Le secteur du Bataillon possède 3 observatoires, situés aux sommets d’un triangle équilatéral de 4 km de côté.
(…)
En cas d’attaque ou de bombardement, chaque équipe (sacrifiée, dans l’esprit du Commandement) doit s’organiser en Petit Poste et défendre son Point d’appui. Le sergent observateur assure la liaison et transmission des renseignements.

Journal de Marie Bougouin


12 août

Le petit François Péquin est né le 3, un samedi à 17h. Geneviève a supporté l'arrivée de ce troisième enfant aussi bien que celles des deux aînés. Nous avions l'espoir, presque la certitude que Paul prévenu par le lieutenant de vaisseau Cayle qui devait lui téléphoner la nouvelle du Ministère, viendrait assister au baptême.

Mais notre offensive (admirablement réussie) de la Somme l'a empêché de réaliser ce doux projet et nous ne savons quand il connaîtra ce nouveau-né. Aujourd'hui, comme chaque jour depuis le commencement de cette offensive, les nouvelles du front sont excellentes. Les allemands sont menacés d'une catastrophe. Nous avons fait 35 000 prisonniers et pris 500 canons en trois jours. Le moral de nos soldats est magnifique. Les permissionnaires repartent en chantant et dire de ceux du front qui « volent » - disait l'un deux et ne s'arrêterait plus s'ils n'avaient des bois devant eux.
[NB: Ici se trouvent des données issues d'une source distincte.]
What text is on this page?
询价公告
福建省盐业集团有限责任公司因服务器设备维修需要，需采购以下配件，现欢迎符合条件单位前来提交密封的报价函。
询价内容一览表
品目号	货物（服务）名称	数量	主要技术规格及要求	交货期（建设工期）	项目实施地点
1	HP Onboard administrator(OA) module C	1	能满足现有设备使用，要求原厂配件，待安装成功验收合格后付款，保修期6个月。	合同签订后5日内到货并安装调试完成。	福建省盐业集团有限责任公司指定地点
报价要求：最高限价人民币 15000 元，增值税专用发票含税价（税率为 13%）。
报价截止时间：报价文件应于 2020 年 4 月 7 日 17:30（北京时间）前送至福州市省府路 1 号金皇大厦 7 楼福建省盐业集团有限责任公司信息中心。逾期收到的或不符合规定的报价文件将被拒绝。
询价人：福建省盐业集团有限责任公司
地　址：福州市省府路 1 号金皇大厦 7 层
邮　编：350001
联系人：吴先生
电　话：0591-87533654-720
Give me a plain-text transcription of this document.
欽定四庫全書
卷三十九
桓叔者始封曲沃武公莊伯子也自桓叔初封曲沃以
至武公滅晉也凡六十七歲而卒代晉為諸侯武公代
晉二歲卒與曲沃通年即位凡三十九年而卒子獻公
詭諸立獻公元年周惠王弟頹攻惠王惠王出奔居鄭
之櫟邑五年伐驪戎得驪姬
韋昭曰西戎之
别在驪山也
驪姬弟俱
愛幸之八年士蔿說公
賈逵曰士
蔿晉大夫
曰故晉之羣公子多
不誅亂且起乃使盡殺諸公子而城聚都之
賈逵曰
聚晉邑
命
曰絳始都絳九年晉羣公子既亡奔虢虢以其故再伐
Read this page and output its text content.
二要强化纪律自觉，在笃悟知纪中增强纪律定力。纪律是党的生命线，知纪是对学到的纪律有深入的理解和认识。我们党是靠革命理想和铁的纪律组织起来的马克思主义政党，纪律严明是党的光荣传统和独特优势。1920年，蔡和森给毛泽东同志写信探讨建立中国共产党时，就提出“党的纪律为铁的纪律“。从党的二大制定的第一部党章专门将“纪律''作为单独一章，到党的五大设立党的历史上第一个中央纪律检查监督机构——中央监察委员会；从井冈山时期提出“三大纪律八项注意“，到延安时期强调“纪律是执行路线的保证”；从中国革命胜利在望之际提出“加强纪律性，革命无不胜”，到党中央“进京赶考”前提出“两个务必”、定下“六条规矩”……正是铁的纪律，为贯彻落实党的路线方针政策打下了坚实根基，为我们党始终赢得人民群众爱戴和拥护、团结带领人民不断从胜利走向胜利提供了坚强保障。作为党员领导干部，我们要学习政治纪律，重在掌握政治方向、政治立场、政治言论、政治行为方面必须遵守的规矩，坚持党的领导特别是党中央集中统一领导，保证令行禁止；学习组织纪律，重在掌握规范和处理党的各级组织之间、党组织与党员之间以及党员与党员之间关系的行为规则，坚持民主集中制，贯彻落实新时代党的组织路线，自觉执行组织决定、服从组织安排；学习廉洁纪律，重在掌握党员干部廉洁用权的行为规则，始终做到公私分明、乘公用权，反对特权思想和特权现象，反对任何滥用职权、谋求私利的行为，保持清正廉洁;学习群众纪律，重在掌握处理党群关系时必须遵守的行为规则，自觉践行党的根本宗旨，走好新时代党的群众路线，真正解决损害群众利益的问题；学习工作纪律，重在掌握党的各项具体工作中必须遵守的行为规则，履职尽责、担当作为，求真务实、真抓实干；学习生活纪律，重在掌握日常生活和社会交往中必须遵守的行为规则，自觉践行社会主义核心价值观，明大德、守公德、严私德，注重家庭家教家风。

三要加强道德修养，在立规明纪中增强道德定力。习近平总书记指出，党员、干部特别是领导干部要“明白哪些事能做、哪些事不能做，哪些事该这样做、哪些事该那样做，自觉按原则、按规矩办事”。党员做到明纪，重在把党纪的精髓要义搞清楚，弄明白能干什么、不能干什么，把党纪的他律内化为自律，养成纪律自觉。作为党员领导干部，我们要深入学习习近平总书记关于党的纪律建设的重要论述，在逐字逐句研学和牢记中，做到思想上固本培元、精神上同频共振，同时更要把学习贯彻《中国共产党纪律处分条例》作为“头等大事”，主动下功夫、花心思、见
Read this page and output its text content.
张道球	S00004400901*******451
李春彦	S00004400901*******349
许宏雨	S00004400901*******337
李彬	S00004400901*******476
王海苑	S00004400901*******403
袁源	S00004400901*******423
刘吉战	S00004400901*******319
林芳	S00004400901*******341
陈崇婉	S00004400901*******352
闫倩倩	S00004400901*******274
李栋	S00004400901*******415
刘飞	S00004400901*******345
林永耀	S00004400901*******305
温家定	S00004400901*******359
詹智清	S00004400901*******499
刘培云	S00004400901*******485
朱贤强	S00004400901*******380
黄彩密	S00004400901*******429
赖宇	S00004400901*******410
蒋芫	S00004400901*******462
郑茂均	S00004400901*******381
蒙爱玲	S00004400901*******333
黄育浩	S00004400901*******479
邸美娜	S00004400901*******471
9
Une dépêche de Cugand arrive ce soir chez Geneviève disant ceci : « Recevons nouvelles rassurantes. Jean ». Nous attendons une lettre donnant quelques détails.


24 août

Paul Péquin est enfin arrivé causant à tous une vraie surprise. Mais il est réellement fatigué par le manque de sommeil et une vraie grippe accompagnée de fièvre.

L'offensive commencée le 18 juillet se déploie sans interruption et avec grand succès. Nos troupes réunies fraternellement aux troupes américaines avancent avec un entrain merveilleux.